5.- Each investment must have a financial goal.


The best way to understand this advice is by recognizing that money is a tool that serves to achieve those goals that you have set for yourself, so when investing you should always think about the financial goal or dream you want to achieve with that investment.

Let’s look at the following example, nobody wants to be a burden on their family in their retirement years, much less now that we see that modern retirement is the period where many people begin to live those goals they always wanted and if you don’t believe me ask Jeff Bezos, the founder of Amazon, who when he retired the first thing he did was launch himself in a rocket to the stratosphere.

So, if that money is there, it is to serve as a protection element for when you retire, let’s think about a goal like that of retirement or retirement, this allows you not to lose sleep if the markets go down along the way and you know You do not need that money for now but for the moment you retire and rather it will continue to be invested for many more years because when you retire you are not going to use it all at once, but you will gradually withdraw part of it.

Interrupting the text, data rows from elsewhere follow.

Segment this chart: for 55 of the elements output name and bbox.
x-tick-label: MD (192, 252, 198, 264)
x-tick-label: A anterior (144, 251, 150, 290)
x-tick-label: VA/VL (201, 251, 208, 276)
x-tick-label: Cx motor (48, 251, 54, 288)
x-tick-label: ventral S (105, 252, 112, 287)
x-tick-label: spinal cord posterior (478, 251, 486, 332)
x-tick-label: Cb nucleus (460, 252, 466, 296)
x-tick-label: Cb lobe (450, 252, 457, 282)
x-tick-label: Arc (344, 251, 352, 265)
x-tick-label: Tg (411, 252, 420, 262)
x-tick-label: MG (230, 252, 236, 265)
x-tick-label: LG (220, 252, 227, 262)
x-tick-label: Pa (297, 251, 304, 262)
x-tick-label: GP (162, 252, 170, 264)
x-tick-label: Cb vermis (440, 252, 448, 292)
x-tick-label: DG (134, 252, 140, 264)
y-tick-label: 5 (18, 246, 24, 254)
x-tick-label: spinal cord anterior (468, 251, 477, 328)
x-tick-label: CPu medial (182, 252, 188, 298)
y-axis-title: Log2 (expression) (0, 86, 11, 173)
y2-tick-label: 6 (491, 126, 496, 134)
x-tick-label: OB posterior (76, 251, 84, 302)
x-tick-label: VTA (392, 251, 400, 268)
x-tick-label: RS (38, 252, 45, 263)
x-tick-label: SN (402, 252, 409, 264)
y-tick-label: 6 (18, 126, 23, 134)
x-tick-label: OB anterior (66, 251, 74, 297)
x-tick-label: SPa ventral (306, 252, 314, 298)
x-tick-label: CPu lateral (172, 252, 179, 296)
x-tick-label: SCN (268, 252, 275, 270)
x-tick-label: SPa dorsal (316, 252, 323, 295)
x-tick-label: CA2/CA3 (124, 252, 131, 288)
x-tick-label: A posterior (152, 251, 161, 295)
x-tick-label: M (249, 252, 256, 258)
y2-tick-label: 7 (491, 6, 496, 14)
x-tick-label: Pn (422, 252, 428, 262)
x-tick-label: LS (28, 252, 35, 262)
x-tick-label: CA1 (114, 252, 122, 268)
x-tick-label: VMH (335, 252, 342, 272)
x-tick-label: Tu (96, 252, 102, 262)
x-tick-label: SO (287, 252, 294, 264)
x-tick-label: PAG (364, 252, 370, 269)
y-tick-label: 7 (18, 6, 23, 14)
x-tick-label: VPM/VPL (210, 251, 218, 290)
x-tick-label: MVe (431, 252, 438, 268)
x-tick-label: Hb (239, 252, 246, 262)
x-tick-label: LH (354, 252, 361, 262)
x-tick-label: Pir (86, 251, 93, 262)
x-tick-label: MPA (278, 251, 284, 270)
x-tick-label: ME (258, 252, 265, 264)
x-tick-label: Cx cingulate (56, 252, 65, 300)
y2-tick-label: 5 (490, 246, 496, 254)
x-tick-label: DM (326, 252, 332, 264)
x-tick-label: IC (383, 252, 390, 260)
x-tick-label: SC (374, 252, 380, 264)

One of the most efficient ways to achieve this point is to rely on a financial planner to help you visualize those goals you want to achieve and also has the necessary tools to perform different simulations that allow you to take actions today to achieve those dreams in tomorrow.

Alonso Rodríguez Segarra
Alonso Rodríguez Segarra
Founder & CEO Advise Financial advise-financial.com Alonso Rodriguez Segarra is a “CERTIFIED FINANCIAL PLANNER™” named by Investopedia among the Top 100 Financial Advisors in the USA  with more than 20 years of experience. His specialty is helping those people who want to plan for their retirement or optimize their retirement, with Hourly Financial Planning always looking for the best for his clients, under fiduciary criteria.

18 Comments

  1. Thanks for the help great advice 🙂

    • Alonso Rodríguez Segarra says:

      Thank you for your comment, we are here to serve you. We are Financial Wellness for Latino Families.